Анна поднялась, поправила платок, вздохнула.
— Не знаю. Может, было. Только совсем-совсем маленько. И давно. Так давно и так маленько, что будто и не было. Забылось уже все.
— Где же забылось, раз страдаешь об нем? Не забылось.
Прошла ночь — мертвая, глухая. Еще час назад казалось, что ночь никогда не кончится, что вот так и будет вечной чернотой лежать на земле, придавив этой нескончаемой теменью все звуки, всю жизнь. Но вот просочился рассвет, пока еще бледноватый и скучный, — и быстро начали вспыхивать окна в домах, задымились трубы.

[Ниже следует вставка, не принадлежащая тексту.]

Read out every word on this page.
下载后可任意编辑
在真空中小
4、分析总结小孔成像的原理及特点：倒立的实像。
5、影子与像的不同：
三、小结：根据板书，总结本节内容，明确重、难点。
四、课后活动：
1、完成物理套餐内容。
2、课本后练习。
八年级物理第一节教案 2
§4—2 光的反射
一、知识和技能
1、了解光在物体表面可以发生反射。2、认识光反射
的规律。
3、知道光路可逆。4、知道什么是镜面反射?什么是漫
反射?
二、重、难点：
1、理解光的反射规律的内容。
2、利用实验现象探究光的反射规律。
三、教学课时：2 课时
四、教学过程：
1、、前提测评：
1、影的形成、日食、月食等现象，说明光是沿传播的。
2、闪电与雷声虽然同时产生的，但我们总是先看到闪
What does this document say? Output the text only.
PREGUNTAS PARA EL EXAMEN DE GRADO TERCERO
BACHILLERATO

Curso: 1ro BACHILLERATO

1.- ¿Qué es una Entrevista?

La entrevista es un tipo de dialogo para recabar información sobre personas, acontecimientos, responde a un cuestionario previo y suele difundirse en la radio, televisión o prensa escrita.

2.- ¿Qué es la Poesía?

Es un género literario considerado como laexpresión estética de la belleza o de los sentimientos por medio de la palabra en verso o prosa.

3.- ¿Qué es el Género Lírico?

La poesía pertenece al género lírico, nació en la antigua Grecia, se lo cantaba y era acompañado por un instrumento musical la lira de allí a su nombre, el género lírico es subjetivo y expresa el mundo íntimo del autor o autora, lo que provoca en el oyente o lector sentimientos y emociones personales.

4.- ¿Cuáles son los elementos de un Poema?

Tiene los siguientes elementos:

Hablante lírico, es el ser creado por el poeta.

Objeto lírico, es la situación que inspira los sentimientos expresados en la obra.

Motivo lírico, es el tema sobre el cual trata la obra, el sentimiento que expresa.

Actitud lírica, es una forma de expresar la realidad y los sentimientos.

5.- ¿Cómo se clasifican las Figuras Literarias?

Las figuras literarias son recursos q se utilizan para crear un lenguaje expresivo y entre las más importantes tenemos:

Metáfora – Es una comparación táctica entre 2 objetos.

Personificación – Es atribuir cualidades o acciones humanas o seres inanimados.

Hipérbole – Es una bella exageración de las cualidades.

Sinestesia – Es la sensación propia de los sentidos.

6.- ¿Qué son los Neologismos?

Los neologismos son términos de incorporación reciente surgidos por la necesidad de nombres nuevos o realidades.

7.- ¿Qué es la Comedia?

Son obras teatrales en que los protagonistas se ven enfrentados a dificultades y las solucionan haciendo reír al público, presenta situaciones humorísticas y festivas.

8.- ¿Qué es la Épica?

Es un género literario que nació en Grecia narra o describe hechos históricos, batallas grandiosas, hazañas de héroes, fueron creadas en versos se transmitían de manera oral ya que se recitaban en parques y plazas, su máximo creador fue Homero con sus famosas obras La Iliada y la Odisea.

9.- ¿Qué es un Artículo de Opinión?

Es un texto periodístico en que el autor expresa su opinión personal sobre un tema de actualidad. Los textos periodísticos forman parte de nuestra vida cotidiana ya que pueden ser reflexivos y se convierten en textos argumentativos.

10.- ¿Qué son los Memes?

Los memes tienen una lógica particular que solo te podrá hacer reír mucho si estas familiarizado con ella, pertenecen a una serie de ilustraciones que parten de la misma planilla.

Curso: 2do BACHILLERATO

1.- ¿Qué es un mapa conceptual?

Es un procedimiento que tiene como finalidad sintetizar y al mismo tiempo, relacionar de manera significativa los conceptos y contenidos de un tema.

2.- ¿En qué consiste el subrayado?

Мигнув, осветилось окошко и у Инютиных. И опять, как несколько часов назад, мелькнула за стеклом тень, четко обозначилась женская фигура.
— Он что, Федор твой, полюбовницу завел? — откровенно спросила Марья Фирсовна. Анна вздрогнула. — Я все вижу ведь. Не маленькая.
— Она всю жизнь у него. Вон, — кивнула Анна на мелькавшую в окне тень.